Clipping with clutter-free checked results in the problem I described above: Fonts are too small, and lines are so wide that if I zoom the page to readable size, the lines extend well past the edge of my display, so the page is STILL unreadable.

Trying again, with clutter-free checked and “automatically resize” unchecked: The resulting page looks the same, to my eye, as the clutter-free unchecked version—which is fine, actually, because that page just doesn’t have much clutter on it.

Later, I’ll try another test on a site with more advertising on it.

Thanks!

Another test, with a Wall Street Journal article. This one is an excellent test here—it shows PRECISELY the problem I’ve been discussing, and it’s on an important site too:

When clipped with clutter-free checked, the font is too small to read, and zooming results in line widths too wide to read.
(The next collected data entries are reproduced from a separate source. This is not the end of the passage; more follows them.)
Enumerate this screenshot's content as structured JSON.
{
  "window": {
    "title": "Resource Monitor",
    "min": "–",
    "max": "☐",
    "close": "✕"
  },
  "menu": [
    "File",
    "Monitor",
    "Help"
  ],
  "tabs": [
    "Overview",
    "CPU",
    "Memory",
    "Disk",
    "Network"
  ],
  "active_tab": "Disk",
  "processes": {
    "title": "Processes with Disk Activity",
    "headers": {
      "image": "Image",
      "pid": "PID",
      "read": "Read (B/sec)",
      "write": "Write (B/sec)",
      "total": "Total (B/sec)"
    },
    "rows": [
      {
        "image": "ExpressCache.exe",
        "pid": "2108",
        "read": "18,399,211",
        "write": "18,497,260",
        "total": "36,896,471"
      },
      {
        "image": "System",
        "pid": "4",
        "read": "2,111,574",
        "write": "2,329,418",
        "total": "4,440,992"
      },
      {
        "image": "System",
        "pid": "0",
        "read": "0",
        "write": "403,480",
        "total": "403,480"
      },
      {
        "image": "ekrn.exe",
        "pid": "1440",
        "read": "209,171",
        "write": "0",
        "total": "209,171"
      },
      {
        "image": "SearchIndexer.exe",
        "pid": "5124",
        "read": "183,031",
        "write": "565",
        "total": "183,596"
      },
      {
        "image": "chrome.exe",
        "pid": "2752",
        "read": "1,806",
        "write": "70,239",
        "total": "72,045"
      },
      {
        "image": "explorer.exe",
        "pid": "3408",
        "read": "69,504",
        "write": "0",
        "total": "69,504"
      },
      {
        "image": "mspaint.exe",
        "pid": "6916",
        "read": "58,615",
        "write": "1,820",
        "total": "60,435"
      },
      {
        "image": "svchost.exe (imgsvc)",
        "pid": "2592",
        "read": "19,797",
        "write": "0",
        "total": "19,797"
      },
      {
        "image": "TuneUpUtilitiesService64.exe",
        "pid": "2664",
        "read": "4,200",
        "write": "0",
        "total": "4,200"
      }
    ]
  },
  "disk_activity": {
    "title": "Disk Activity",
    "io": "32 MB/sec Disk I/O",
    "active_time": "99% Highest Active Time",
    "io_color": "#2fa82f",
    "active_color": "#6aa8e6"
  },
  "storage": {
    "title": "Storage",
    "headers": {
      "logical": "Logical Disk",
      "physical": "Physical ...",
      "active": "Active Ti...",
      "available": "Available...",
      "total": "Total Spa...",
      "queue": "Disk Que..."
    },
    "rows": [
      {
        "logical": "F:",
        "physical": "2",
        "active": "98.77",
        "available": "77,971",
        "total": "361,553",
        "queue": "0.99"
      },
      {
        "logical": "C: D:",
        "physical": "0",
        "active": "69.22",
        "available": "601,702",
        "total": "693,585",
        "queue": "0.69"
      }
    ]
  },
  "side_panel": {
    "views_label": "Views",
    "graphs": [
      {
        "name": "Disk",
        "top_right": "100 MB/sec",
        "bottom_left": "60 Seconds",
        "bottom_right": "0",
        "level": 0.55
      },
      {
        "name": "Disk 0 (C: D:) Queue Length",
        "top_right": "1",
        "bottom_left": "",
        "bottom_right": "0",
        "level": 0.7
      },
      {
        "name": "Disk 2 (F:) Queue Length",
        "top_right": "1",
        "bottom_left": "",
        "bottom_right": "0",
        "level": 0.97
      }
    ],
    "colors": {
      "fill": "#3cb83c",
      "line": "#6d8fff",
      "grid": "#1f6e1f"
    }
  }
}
Either way, unreadable!

As before, when clutter-free is unchecked, it’s usable.

Here are my settings:

And another:

https://blogs.oracle.com/cloud-infrastructure/post/announcing-oracle-database-service-for-microsoft-azure

When clipped with clutter-free on, I actually got a blank page—just a headline and link .

Second try, clutter-free on: Font too small, zooming font results in line length too wide. Unreadable.

Clipped with clutter-free off is readable if I zoom the text. However, the lines go from edge-to-edge—so that’s barely a fit.

all that is being demonstrated is that the internet is a wild place. :wink:

2 Likes

For PDF single-page with clutter-free ticked, and “automatically resize” turned off in Settings, I still get wide PDFs that spill off the right side of the viewer inside DT. In the clipper, when I press Preview, I get exactly what I want.

Turns out the default width is 1920pt, so I just set the PDF Clipping Width to 600 (instead of automatic) and got what I wanted.

and “automatically resize” turned off in Settings

This is unrelated to the width of a clipping.

Also…

The pixel width used is in the title.

Please provide a problematic URL as it’s clear this isn’t a global issue.

Can’t provide links in my post for some reason. Check out www_asktheheadhunter_com/resume-blasphemy

If you try it with no clipping width set vs. 600 pt, you get either a 1920pt wide PDF or a 600pt wide PDF.

612pt is width for 8.5"x11" so I’m cool with that.

Are you getting a mostly blank PDF when setting it to 600 or 612 points?